The connective $k$-theory cohomology of Eilenberg-MacLane spectra Consider the connective $K$-theory spectrum $ku$. Let $H\mathbb{Z}$ be the Eilenberg-MacLane spectrum and $H\mathbb{F}_p$ be the mod-$p$ Eilenberg-MacLane spectrum. 

Is it known what $ku^{*}(H\mathbb{Z})$, or $ku^{*}(H\mathbb{F}_{p})$, is?

 A: Charles Rezk already answered this in the comments; I'll just expand on what he wrote. This paper discusses what's now known as Mahowald-Rezk duality; this is a version of Anderson duality that takes into account "additive degeneration". I'll briefly recall some facts from that paper before mentioning how to use it to prove Rezk's claim. As in their paper, I'll be $p$-completing everything in sight for some fixed prime $p$.
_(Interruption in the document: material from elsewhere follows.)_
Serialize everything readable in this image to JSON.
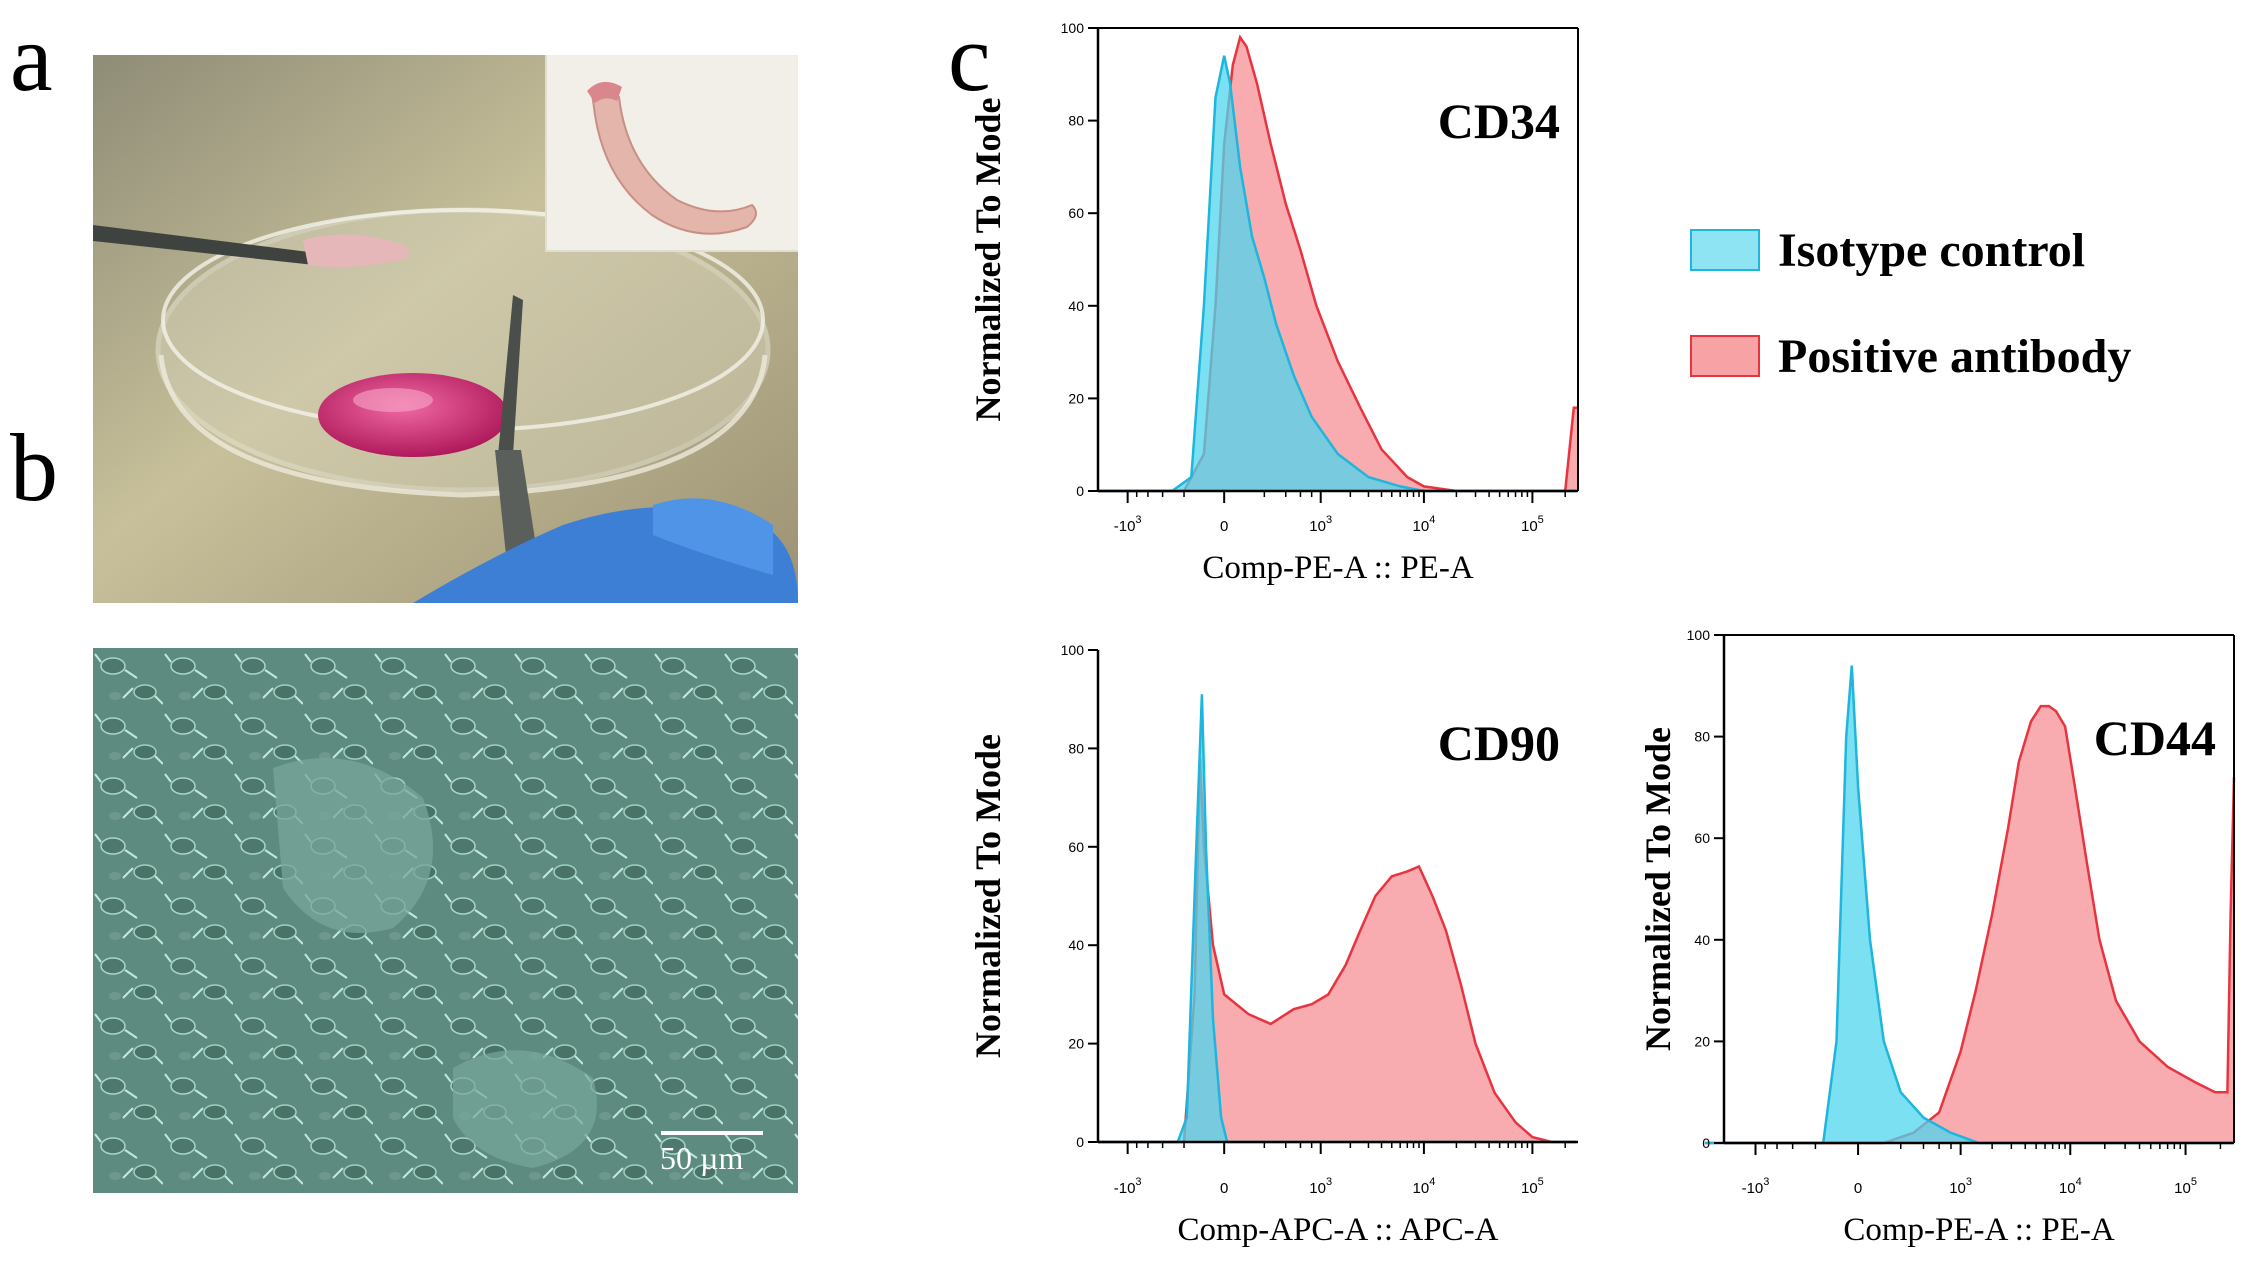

Let $A^\ast$ (resp. $A_\ast$) denote the mod $p$ (dual) Steenrod algebra. Define a functor $\widetilde{J}$ from left $A_\ast$-comodules to left $A^\ast$-modules via $\widetilde{J}(M) = \mathrm{Hom}_{A_\ast}(A_\ast, M)$, and if $M$ is finitely generated, let $\widetilde{I}(M)$ denote the dual $\widetilde{J}(M)^\vee$. In section 8 of their paper, Mahowald and Rezk show that if $X$ is a fp-spectrum of fp-type $\leq n$ (intuitively, this is the statement that $X$ is in the thick subcategory generated by $\mathrm{BP}\langle n\rangle$; I don't know if being an fp-spectrum of fp-type $\leq n$ is equivalent to this), then there is a spectrum $W_n X$ such that $\mathrm{H}_\ast(W_n X) = \widetilde{I}(\mathrm{H}_\ast X)$. The spectrum $ku$ (again, $p$-completed) is a fp-spectrum of fp-type $\leq 1$, so there is a spectrum $W_1 ku$ such that
$$\mathrm{H}_\ast(W_1 ku) = \widetilde{I}(\mathrm{H}_\ast ku) = \mathrm{Hom}_{A_\ast}(A_\ast, \mathrm{H}_\ast ku)^\vee = [\mathrm{H}\mathbf{F}_p, ku]_\ast^\vee,$$
where the final identification comes from Lemma 6.2 of their paper. It therefore remains to compute $W_1 ku$, which is done in Corollary 9.3 of their paper: $W_1 ku = \Sigma^4 ku$. It follows that $\mathrm{H}^{\ast-4}(ku;\mathbf{F}_p) = ku^\ast(\mathrm{H}\mathbf{F}_p)$. The claim about the $ku$-cohomology of $\mathrm{H}\mathbf{Z}$ can be deduced from this using the cofiber sequence $\mathrm{H}\mathbf{Z} \xrightarrow{p} \mathrm{H}\mathbf{Z} \to \mathrm{H}\mathbf{F}_p$.